En ces temps troubles où la cacophonie est devenue assourdissante, il est bon d’écouter les voix de l’apaisement. Zamane est allé chercher Egdar Morin. Philosophe, sociologue et anthropologue, l’homme confie sa foi et ses doutes sur nos sociétés malades.
Montesquieu a dit : « Mieux vaut s’abstenir de faire une chose qui serait bonne pour ma patrie et mauvaise pour l’humanité ». Quel sens donnez-vous à la parole d’un auteur que vous admirez et qui semble plus que jamais d’actualité ?
À l’époque de Montesquieu et jusqu’à récemment, cette formulation n’illustrait qu’un principe sans forcément avoir de vraies conséquences. La raison est imputable au fait que les peuples, les continents n’étaient pas aussi reliés qu’aujourd’hui. La mondialisation entraîne désormais une interdépendance de fait entre les êtres humains. J’appelle cela une «communauté de destin», car nous avons les mêmes problèmes vitaux qui sont aussi des problèmes mortels. La dégradation de la biosphère, la prolifération des armes nucléaires, la multiplication des fanatismes sont des exemples de cas qui nous concernent tous. Aujourd’hui, la notion d’humanité est devenue une réalité concrète. Malgré tout, cette phrase prononcée au XVIIIe siècle est symbolique d’une tradition de pensée à laquelle je me rattache. Montaigne avait dit antérieurement : «Tout homme est mon compatriote». J’adhère complètement à cette vision qui nous attache tous à un socle commun que je qualifie de «Terre patrie». Montaigne s’intéressait de près au sort des Indiens d’Amérique asservis et exploités par les colons européens. Dans son chapitre sur les cannibales, l’auteur explique que nous les appelons «barbares», car ils mangeaient leurs ennemis morts, tout en rappelant que nous faisions du mal aux vivants, ce qui est pire. C’est cette pensée dont je suis imprégné. Il disait aussi : «On appelle barbares les peuples d’autres civilisations», ce qui est toujours d’une brûlante actualité.
Aujourd’hui, le bien de l’humanité ne serait-il pas d’éviter de heurter les susceptibilités ?
J’estime qu’il est nécessaire d’assumer et d’affronter nos contradictions. Lors de la première publication des caricatures du Prophète en France, j’avais pris la pleine mesure de cette contradiction. D’un côté, je pense que la liberté d’expression est une valeur sacrée. En France, elle est encore plus spécifique. Elle est liée à la tradition laïque qui a toujours été imprégnée d’un anticléricalisme dans la lutte qui a longtemps opposé l’Église et la République jusqu’à ce que l’Église a été dessaisie de son immense pouvoir sur la société par la séparation avec l’État en 1905. Il y a eu du côté républicain une tradition de l’irrespect, dont Charlie Hebdo est un successeur.
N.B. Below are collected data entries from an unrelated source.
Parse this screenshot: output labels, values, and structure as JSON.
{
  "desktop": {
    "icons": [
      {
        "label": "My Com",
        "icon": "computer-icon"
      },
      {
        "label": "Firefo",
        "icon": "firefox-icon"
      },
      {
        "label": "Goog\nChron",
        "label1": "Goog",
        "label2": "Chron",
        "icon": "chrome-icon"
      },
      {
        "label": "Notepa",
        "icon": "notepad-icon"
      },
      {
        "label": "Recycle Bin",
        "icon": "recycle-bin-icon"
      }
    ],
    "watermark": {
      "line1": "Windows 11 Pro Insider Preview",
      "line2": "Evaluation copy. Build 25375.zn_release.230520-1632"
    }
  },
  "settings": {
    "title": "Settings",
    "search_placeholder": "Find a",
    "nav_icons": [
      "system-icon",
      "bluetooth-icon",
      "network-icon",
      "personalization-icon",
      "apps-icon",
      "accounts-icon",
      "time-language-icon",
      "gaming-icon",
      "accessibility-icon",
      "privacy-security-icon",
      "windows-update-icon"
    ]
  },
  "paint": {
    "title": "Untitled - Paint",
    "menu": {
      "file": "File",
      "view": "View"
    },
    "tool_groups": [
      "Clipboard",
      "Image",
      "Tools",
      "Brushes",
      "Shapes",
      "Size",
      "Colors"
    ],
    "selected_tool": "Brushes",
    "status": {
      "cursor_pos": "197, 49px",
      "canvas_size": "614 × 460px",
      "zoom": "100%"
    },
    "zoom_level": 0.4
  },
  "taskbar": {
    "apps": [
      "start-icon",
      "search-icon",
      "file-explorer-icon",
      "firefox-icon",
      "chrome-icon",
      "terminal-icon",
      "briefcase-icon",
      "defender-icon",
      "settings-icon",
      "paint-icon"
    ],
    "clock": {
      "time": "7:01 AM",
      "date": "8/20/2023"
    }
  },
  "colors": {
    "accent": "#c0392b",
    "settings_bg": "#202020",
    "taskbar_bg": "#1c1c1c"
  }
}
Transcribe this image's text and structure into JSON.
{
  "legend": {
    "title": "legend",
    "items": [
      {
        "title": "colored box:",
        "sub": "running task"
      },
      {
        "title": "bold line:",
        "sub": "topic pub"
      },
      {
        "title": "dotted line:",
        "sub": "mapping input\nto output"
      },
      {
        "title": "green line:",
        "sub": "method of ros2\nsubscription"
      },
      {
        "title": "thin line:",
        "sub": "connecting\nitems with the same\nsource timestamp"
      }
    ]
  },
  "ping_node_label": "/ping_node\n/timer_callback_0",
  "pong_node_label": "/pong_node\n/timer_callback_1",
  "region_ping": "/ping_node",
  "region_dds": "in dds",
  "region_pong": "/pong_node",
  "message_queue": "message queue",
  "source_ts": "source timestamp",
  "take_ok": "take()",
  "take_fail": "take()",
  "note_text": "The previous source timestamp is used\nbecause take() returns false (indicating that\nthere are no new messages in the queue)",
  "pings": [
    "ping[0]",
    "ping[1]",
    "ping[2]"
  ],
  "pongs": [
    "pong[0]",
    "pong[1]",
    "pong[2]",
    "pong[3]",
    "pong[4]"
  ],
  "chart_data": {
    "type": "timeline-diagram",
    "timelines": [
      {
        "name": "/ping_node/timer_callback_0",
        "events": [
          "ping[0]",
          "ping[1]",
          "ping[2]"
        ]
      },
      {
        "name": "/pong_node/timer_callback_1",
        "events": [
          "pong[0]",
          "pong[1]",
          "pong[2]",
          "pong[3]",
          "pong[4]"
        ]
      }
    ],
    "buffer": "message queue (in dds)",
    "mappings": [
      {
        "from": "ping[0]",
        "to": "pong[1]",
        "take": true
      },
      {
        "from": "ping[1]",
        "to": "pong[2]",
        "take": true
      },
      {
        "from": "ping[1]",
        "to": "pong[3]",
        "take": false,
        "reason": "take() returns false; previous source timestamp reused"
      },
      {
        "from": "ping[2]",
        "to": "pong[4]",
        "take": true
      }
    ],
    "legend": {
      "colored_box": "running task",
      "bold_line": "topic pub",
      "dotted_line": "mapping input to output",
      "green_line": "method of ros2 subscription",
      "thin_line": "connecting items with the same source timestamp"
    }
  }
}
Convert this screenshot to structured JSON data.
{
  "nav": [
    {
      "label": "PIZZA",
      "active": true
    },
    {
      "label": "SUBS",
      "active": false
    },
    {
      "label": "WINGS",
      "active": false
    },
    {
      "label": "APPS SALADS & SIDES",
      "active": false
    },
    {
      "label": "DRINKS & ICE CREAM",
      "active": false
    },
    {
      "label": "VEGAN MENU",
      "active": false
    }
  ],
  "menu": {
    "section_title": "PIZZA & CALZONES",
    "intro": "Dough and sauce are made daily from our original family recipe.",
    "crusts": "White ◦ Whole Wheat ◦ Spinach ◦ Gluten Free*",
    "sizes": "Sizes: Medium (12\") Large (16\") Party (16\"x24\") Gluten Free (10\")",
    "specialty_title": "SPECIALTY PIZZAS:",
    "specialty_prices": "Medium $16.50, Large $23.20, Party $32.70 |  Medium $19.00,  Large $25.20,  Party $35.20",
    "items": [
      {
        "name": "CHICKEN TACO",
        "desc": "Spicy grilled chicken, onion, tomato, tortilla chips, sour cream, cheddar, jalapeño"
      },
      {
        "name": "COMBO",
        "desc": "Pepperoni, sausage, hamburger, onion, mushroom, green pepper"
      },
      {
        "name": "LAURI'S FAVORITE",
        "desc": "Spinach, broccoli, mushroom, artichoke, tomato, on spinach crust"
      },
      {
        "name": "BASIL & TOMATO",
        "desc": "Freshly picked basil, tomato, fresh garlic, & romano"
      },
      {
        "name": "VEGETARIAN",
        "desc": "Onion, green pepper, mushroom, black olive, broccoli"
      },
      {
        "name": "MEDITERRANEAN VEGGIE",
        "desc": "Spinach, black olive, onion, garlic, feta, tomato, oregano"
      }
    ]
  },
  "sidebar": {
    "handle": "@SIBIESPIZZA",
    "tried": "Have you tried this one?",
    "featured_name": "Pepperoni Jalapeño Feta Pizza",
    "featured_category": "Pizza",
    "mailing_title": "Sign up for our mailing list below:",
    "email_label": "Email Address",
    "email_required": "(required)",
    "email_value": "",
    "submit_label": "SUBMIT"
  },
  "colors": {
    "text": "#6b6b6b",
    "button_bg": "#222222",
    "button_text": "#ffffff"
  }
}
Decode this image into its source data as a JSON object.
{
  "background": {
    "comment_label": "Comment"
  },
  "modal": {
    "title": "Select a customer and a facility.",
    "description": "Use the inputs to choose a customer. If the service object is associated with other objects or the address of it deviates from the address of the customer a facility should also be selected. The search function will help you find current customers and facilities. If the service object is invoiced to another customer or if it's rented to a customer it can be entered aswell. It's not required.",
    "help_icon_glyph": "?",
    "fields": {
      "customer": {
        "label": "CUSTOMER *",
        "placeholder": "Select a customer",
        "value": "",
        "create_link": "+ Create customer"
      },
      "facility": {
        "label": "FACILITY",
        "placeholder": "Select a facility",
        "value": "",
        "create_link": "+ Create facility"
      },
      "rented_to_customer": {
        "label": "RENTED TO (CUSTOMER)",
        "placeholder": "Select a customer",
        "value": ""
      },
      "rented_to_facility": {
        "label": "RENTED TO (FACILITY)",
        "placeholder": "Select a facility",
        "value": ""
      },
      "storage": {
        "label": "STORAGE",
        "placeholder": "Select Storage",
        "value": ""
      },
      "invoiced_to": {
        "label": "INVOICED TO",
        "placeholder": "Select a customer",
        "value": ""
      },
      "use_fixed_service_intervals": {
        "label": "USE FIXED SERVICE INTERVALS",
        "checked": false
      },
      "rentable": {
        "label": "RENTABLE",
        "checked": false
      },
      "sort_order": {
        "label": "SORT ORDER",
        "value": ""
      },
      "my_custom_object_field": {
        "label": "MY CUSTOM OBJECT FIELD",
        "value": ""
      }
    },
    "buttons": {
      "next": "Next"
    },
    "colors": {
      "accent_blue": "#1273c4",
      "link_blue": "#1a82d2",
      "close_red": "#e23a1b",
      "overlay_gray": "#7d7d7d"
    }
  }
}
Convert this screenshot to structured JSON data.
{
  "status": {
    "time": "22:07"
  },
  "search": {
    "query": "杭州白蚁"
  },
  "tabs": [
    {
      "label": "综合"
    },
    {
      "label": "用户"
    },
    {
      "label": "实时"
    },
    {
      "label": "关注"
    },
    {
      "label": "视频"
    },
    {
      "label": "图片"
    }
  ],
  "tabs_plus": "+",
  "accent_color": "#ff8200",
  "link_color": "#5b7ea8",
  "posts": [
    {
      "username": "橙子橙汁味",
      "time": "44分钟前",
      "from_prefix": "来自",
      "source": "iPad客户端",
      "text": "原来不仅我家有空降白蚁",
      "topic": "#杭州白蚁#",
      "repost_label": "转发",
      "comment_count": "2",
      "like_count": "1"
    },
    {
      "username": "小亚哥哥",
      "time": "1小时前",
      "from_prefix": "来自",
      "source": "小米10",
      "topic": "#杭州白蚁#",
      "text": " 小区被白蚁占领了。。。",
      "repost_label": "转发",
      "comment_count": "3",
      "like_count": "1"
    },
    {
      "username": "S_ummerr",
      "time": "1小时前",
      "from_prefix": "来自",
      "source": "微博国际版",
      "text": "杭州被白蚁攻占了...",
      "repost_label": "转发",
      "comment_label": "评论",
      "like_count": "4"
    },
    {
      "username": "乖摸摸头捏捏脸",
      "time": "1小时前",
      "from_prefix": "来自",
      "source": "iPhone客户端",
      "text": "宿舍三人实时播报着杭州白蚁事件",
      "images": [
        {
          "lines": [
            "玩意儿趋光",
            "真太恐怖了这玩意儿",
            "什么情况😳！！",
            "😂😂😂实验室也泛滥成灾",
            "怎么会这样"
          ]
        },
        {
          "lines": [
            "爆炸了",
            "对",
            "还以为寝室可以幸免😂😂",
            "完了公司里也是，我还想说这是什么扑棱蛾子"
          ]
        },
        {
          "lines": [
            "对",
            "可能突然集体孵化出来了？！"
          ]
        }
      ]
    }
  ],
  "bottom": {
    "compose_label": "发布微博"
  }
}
D’un autre côté, il me semble nécessaire de ne pas offenser les gens dans leurs croyances les plus intimes et les plus profondes. Ce problème ne s’est pas posé uniquement envers les musulmans. En reprenant l’exemple des Amérindiens, qui se sont fait piétiner leurs croyances ou leurs espaces sacrés comme leurs cimetières, je me suis manifesté contre l’offense. Pour revenir à la contradiction entre liberté d’expression et offense du sacré, je ne prétends pas la surmonter. Je dis simplement que les journalistes devraient savoir se contrôler afin de respecter les croyances et de ne pas offenser autrui. Il y a encore quelque temps, les journalistes français étaient capables de taire la fille cachée du président Mitterrand ou encore la grave maladie de Georges Pompidou. Je regrette qu’aujourd’hui la presse se déchaîne sur tout, sans se poser de questions. Je ne dis pas qu’il faille imposer le silence. Je suis par exemple contre la Loi Gayssot (texte français adopté en 1990, rendu célèbre par la polémique suscitée sur la pénalisation des tentatives de révision de l’Histoire, en particulier celle de l’Holocauste, ndlr). Je rappelle dans le billet que j’ai récemment rédigé pour Le Monde mon point de vue tout en affichant mon écœurement et mon horreur par rapport aux attentats contre les dessinateurs de Charlie Hebdo.